GE Capital Equipment offers its customers Mobileye’s lane departure warning (LDW) systems. This vision augmentation device scans the road ahead, detecting lane lines on the road or roads’ edges. It computes the truck’s placement within its lane and issues a visual and audio alert if the truck starts wandering. Turning on the appropriate directional signal cancels the alert.

Nighttime driving

Improved nighttime vision is a key safety factor. In the 1930s, the Interstate Commerce Commission, then the regulator of motor vehicles, determined that automotive headlights were inadequate for 45-mph speed limits, the highest at the time. Tests showed that 7-inch round incandescent sealed beam headlights were the best available and were mandated until high- and low-beam functions were separated in 1958.

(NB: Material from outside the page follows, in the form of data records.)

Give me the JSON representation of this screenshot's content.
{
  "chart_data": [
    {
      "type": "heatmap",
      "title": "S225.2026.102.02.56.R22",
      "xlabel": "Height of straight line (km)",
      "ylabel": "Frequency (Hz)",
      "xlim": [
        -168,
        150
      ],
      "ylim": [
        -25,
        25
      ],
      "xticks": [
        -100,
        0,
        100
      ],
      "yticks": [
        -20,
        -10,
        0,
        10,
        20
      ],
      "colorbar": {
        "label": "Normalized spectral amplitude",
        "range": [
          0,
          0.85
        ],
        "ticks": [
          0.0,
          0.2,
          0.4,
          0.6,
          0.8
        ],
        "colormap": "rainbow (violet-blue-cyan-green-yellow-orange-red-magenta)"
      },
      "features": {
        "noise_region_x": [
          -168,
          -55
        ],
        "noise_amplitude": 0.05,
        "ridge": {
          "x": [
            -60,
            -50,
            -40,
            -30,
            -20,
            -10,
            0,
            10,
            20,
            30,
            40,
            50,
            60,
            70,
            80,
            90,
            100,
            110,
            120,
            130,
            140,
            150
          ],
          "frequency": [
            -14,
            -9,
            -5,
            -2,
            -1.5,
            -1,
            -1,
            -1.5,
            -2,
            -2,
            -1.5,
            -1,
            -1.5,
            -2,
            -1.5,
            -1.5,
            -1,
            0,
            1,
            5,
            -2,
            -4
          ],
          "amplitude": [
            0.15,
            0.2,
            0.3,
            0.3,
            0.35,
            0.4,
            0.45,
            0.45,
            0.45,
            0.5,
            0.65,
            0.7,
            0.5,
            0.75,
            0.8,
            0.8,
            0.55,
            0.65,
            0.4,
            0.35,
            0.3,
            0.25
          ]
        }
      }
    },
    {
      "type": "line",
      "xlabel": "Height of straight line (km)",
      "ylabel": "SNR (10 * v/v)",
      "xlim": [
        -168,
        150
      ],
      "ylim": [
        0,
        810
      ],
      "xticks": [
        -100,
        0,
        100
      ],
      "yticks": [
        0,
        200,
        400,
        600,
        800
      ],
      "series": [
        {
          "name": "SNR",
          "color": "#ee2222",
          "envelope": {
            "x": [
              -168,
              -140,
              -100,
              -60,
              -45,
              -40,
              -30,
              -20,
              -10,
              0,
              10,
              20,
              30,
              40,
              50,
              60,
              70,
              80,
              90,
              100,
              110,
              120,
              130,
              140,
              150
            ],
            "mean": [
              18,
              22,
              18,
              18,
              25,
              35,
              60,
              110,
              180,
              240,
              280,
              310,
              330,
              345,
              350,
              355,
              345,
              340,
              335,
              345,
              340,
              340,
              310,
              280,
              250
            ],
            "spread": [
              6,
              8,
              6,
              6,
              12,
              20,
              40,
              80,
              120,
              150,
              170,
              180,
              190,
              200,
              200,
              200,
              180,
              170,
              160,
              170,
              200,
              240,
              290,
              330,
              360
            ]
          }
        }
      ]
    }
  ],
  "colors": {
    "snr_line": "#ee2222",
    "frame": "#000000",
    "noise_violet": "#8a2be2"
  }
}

Incandescent bulbs remained until 1981 when NHTSA finally allowed deviation from sealed beam headlights. Shaped reflectors directed light more effectively. Then projector lamps put more light further down the road. In the last few years, light-emitting diodes (LEDs) have appeared providing increased energy efficiency. Several makers now have round and square LED headlamps. Truck-Lite aerodynamic LED lamp capsules were developed for Freightliner Cascadia and International ProStar models and are being developed for other vehicles. LED headlights are in service with our military.

We still get most of our input through our eyes and modern electronics is enhancing our vision to make trucks and those around them safer.